Harry Ell

Henry George (Harry) Ell was raised on the family farm at Halswell near Christchurch. From 1881 to 1884 he served at Parihaka as a volunteer in the armed constabulary. He  also worked in the printing trade, then as a salesman and surveyor. Ell began his involvement in politics in 1884. He was a Liberal Member of Parliament for 20 years and briefly a Cabinet minister in 1912. He had a strong interest in welfare and labour issues. An enthusiastic naturalist, he wanted to preserve forests to conserve soil and water, and create reserves and afforestation programmes to ensure adequate timber supplies and to provide better training for scientific foresters.

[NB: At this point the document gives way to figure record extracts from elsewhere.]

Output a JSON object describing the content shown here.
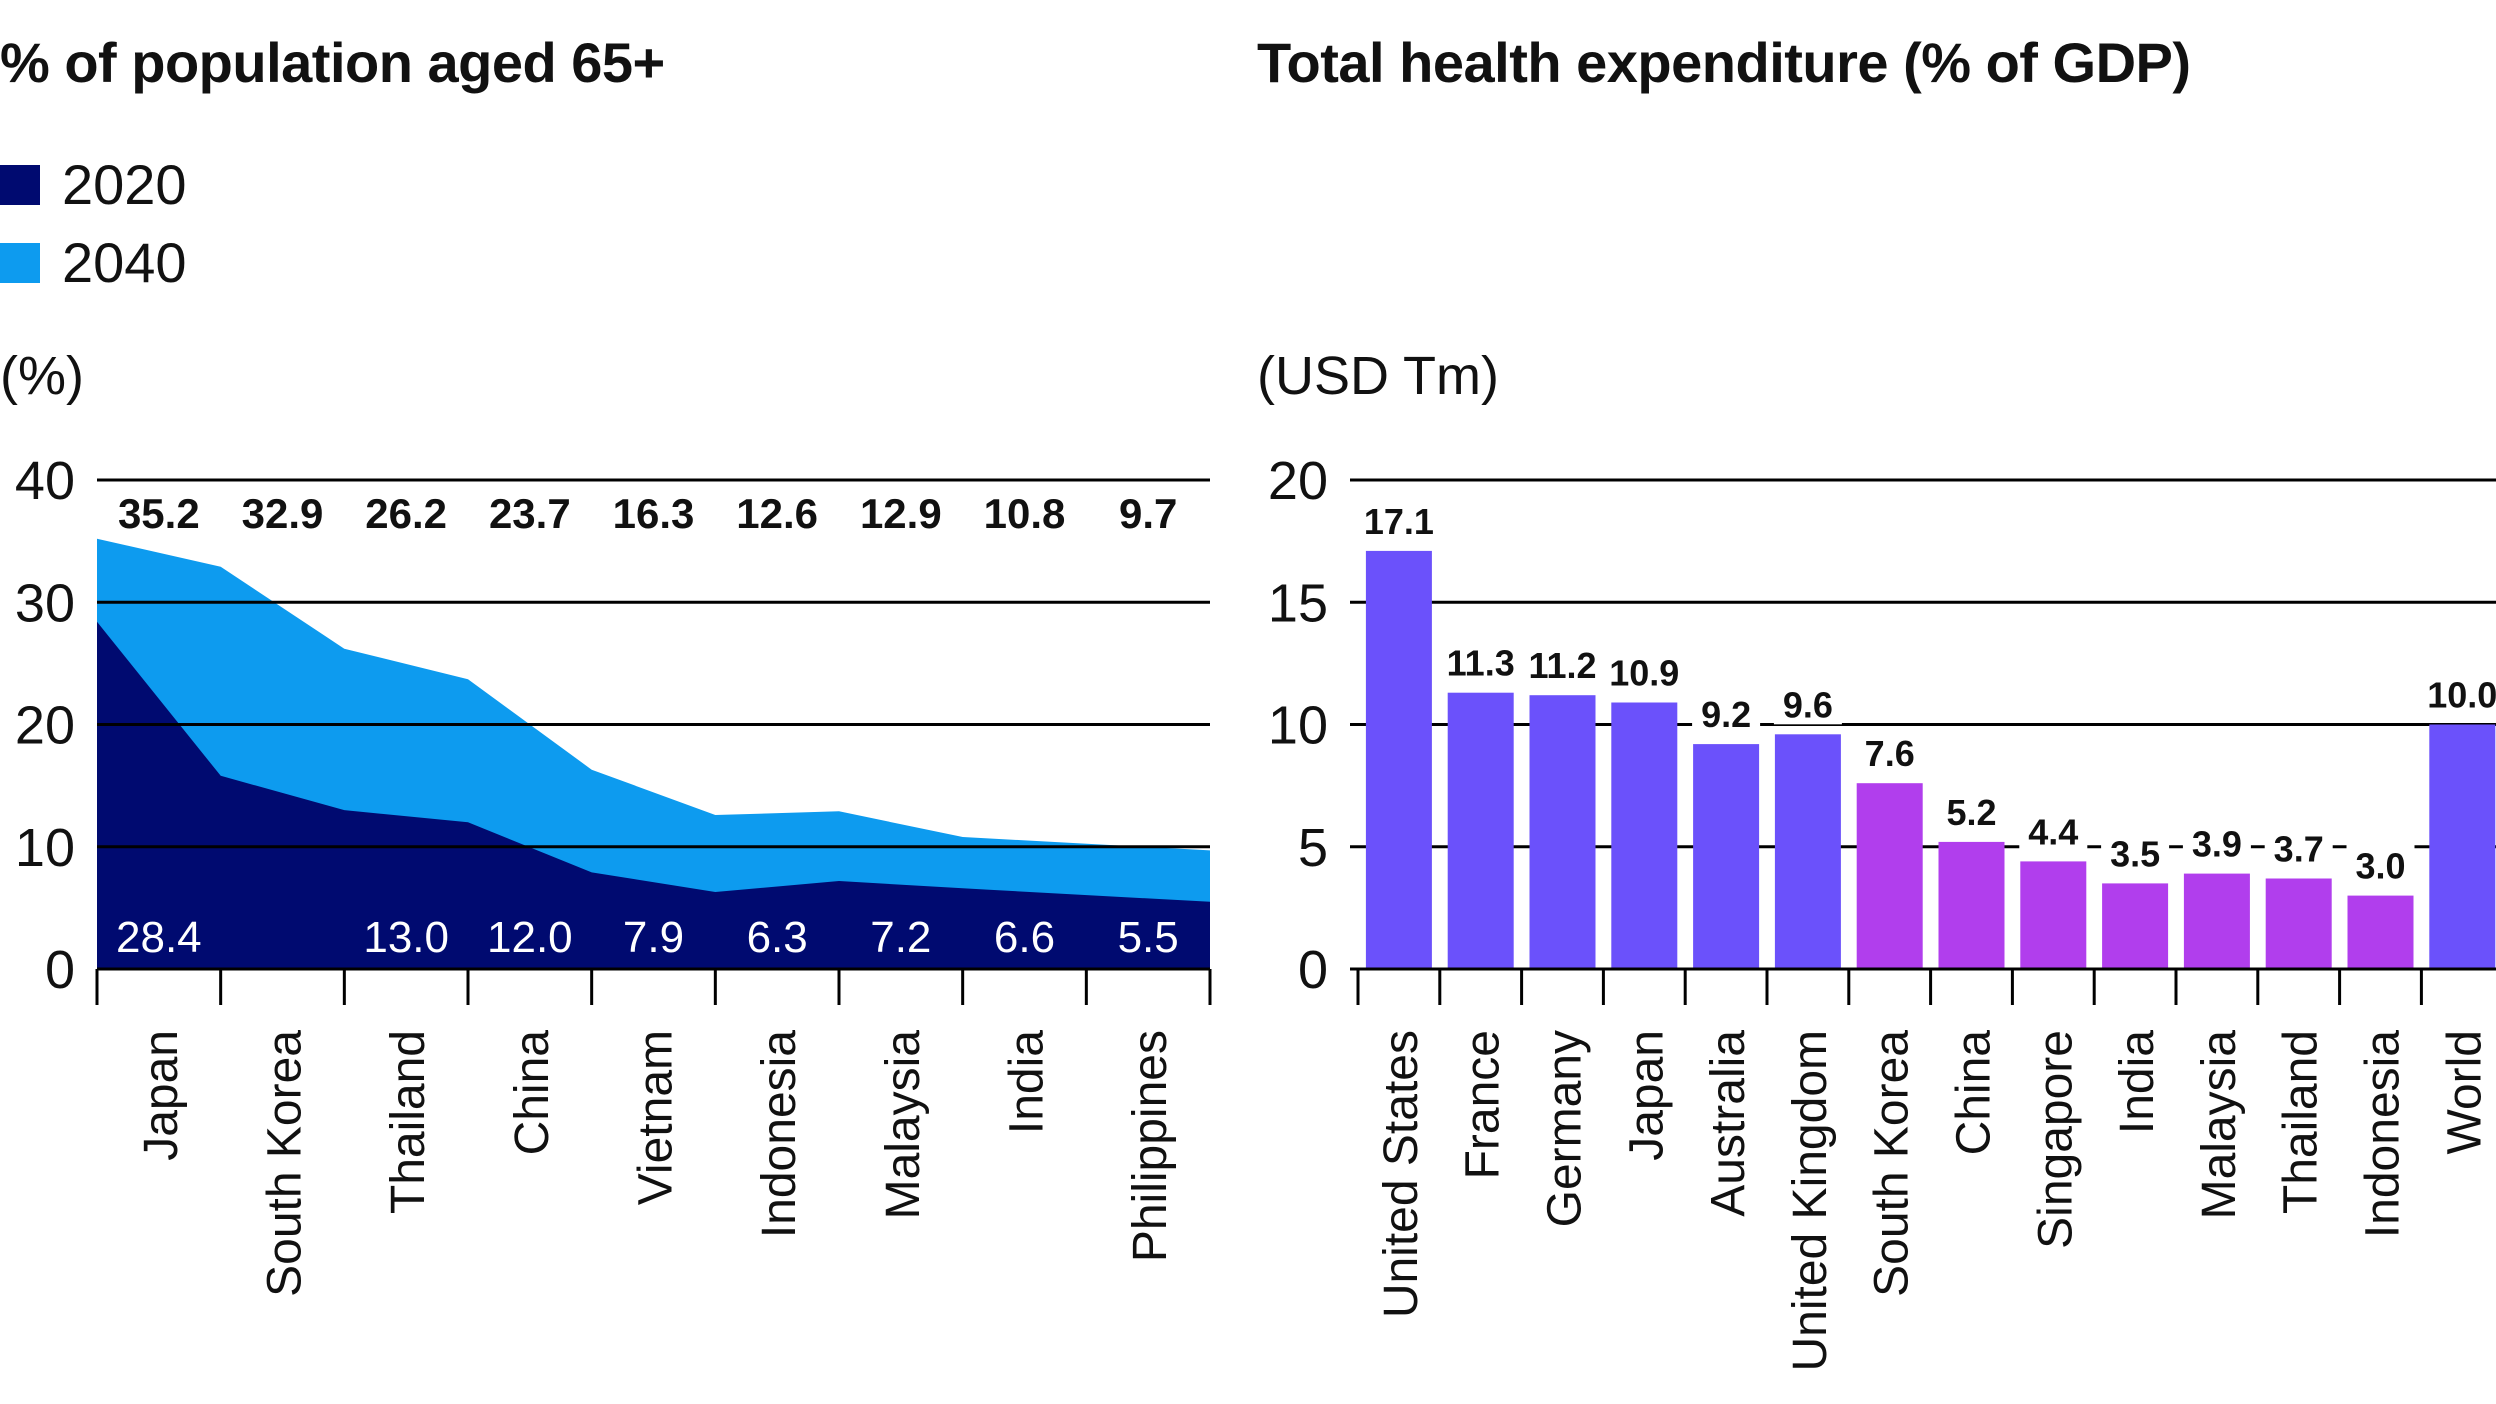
{
  "colors": {
    "c2020": "#000a70",
    "c2040": "#0d9bef",
    "bar_developed": "#6b51fb",
    "bar_emerging": "#b13eed",
    "gridline": "#000000",
    "label_light": "#ffffff",
    "label_dark": "#111111"
  },
  "chart_data": [
    {
      "type": "area",
      "title": "% of population aged 65+",
      "unit_label": "(%)",
      "ylim": [
        0,
        40
      ],
      "yticks": [
        "0",
        "10",
        "20",
        "30",
        "40"
      ],
      "grid": true,
      "legend_position": "top-left",
      "categories": [
        "Japan",
        "South Korea",
        "Thailand",
        "China",
        "Vietnam",
        "Indonesia",
        "Malaysia",
        "India",
        "Philippines"
      ],
      "series": [
        {
          "name": "2020",
          "color_key": "c2020",
          "values": [
            28.4,
            15.8,
            13.0,
            12.0,
            7.9,
            6.3,
            7.2,
            6.6,
            5.5
          ],
          "labels": [
            "28.4",
            "",
            "13.0",
            "12.0",
            "7.9",
            "6.3",
            "7.2",
            "6.6",
            "5.5"
          ]
        },
        {
          "name": "2040",
          "color_key": "c2040",
          "values": [
            35.2,
            32.9,
            26.2,
            23.7,
            16.3,
            12.6,
            12.9,
            10.8,
            9.7
          ],
          "labels": [
            "35.2",
            "32.9",
            "26.2",
            "23.7",
            "16.3",
            "12.6",
            "12.9",
            "10.8",
            "9.7"
          ]
        }
      ]
    },
    {
      "type": "bar",
      "title": "Total health expenditure (% of GDP)",
      "unit_label": "(USD Tm)",
      "ylim": [
        0,
        20
      ],
      "yticks": [
        "0",
        "5",
        "10",
        "15",
        "20"
      ],
      "grid": true,
      "categories": [
        "United States",
        "France",
        "Germany",
        "Japan",
        "Australia",
        "United Kingdom",
        "South Korea",
        "China",
        "Singapore",
        "India",
        "Malaysia",
        "Thailand",
        "Indonesia",
        "World"
      ],
      "values": [
        17.1,
        11.3,
        11.2,
        10.9,
        9.2,
        9.6,
        7.6,
        5.2,
        4.4,
        3.5,
        3.9,
        3.7,
        3.0,
        10.0
      ],
      "labels": [
        "17.1",
        "11.3",
        "11.2",
        "10.9",
        "9.2",
        "9.6",
        "7.6",
        "5.2",
        "4.4",
        "3.5",
        "3.9",
        "3.7",
        "3.0",
        "10.0"
      ],
      "groups": [
        "developed",
        "developed",
        "developed",
        "developed",
        "developed",
        "developed",
        "emerging",
        "emerging",
        "emerging",
        "emerging",
        "emerging",
        "emerging",
        "emerging",
        "developed"
      ]
    }
  ]
}
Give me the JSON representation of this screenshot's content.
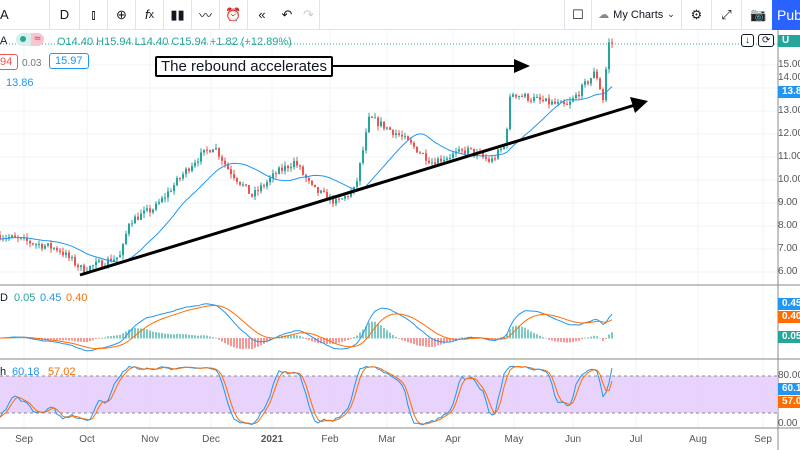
{
  "toolbar": {
    "symbol_partial": "A",
    "interval": "D",
    "my_charts": "My Charts",
    "publish": "Publish",
    "icons": [
      "candles-icon",
      "add-compare-icon",
      "indicators-icon",
      "templates-icon",
      "financials-icon",
      "alert-icon",
      "replay-icon",
      "undo-icon",
      "redo-icon",
      "rectangle-icon",
      "cloud-icon",
      "chevron-down-icon",
      "gear-icon",
      "fullscreen-icon",
      "camera-icon"
    ]
  },
  "legend": {
    "symbol": "A",
    "ohlc": "O14.40 H15.94 L14.40 C15.94 +1.82 (+12.89%)",
    "sell": "94",
    "spread": "0.03",
    "buy": "15.97",
    "ma_value": "13.86"
  },
  "annotation": {
    "text": "The rebound accelerates"
  },
  "price_axis": {
    "ticks": [
      "15.00",
      "14.00",
      "13.00",
      "12.00",
      "11.00",
      "10.00",
      "9.00",
      "8.00",
      "7.00",
      "6.00"
    ],
    "last_price_tag": "13.86",
    "top_tag": "U"
  },
  "macd": {
    "label": "D",
    "hist": "0.05",
    "macd": "0.45",
    "signal": "0.40",
    "tags": [
      "0.45",
      "0.40",
      "0.05"
    ]
  },
  "stoch": {
    "label": "h",
    "k": "60.18",
    "d": "57.02",
    "ticks": [
      "80.00",
      "0.00"
    ],
    "tags": [
      "60.18",
      "57.02"
    ]
  },
  "time_axis": [
    "Sep",
    "Oct",
    "Nov",
    "Dec",
    "2021",
    "Feb",
    "Mar",
    "Apr",
    "May",
    "Jun",
    "Jul",
    "Aug",
    "Sep"
  ],
  "colors": {
    "up": "#26a69a",
    "down": "#ef5350",
    "ma": "#2196f3",
    "macd": "#2196f3",
    "signal": "#ff6d00",
    "stoch_band": "#e1c8fa",
    "publish": "#2962ff"
  },
  "chart_data": {
    "type": "candlestick",
    "closes": [
      [
        "2020-08-20",
        7.6
      ],
      [
        "2020-09-18",
        7.0
      ],
      [
        "2020-09-30",
        6.1
      ],
      [
        "2020-10-19",
        6.7
      ],
      [
        "2020-10-23",
        8.2
      ],
      [
        "2020-11-05",
        8.8
      ],
      [
        "2020-11-24",
        10.8
      ],
      [
        "2020-12-04",
        11.5
      ],
      [
        "2020-12-11",
        10.5
      ],
      [
        "2020-12-23",
        9.3
      ],
      [
        "2021-01-04",
        10.3
      ],
      [
        "2021-01-13",
        10.8
      ],
      [
        "2021-01-22",
        9.6
      ],
      [
        "2021-02-03",
        9.0
      ],
      [
        "2021-02-12",
        9.6
      ],
      [
        "2021-02-19",
        12.7
      ],
      [
        "2021-03-05",
        12.0
      ],
      [
        "2021-03-22",
        10.8
      ],
      [
        "2021-04-09",
        11.3
      ],
      [
        "2021-04-20",
        10.8
      ],
      [
        "2021-04-27",
        11.5
      ],
      [
        "2021-04-30",
        13.8
      ],
      [
        "2021-05-16",
        13.4
      ],
      [
        "2021-05-28",
        13.2
      ],
      [
        "2021-06-11",
        14.7
      ],
      [
        "2021-06-15",
        13.4
      ],
      [
        "2021-06-17",
        15.94
      ]
    ],
    "ylim": [
      5.5,
      16.5
    ]
  }
}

His visionary campaign to develop reserves on a systematic basis during land settlement was influential in the passing of the Scenery Preservation Act. Following his parliamentary defeat in 1919, he became passionately devoted to his Summit Road scheme on the Port Hills above Christchurch. This was a grandiose plan for a network of reserves linked by a specially constructed road with regularly spaced rest houses made of the local stone and modelled on English inns. Three rest houses, the Sign of the Kiwi, Sign of the Packhorse and Sign of the Bellbird, as well as a substantial length of road were completed. His last years were fanatically devoted to construction of the fourth rest house, the Sign of the Takahe, but it was not completed until 1949, 15 years after his death.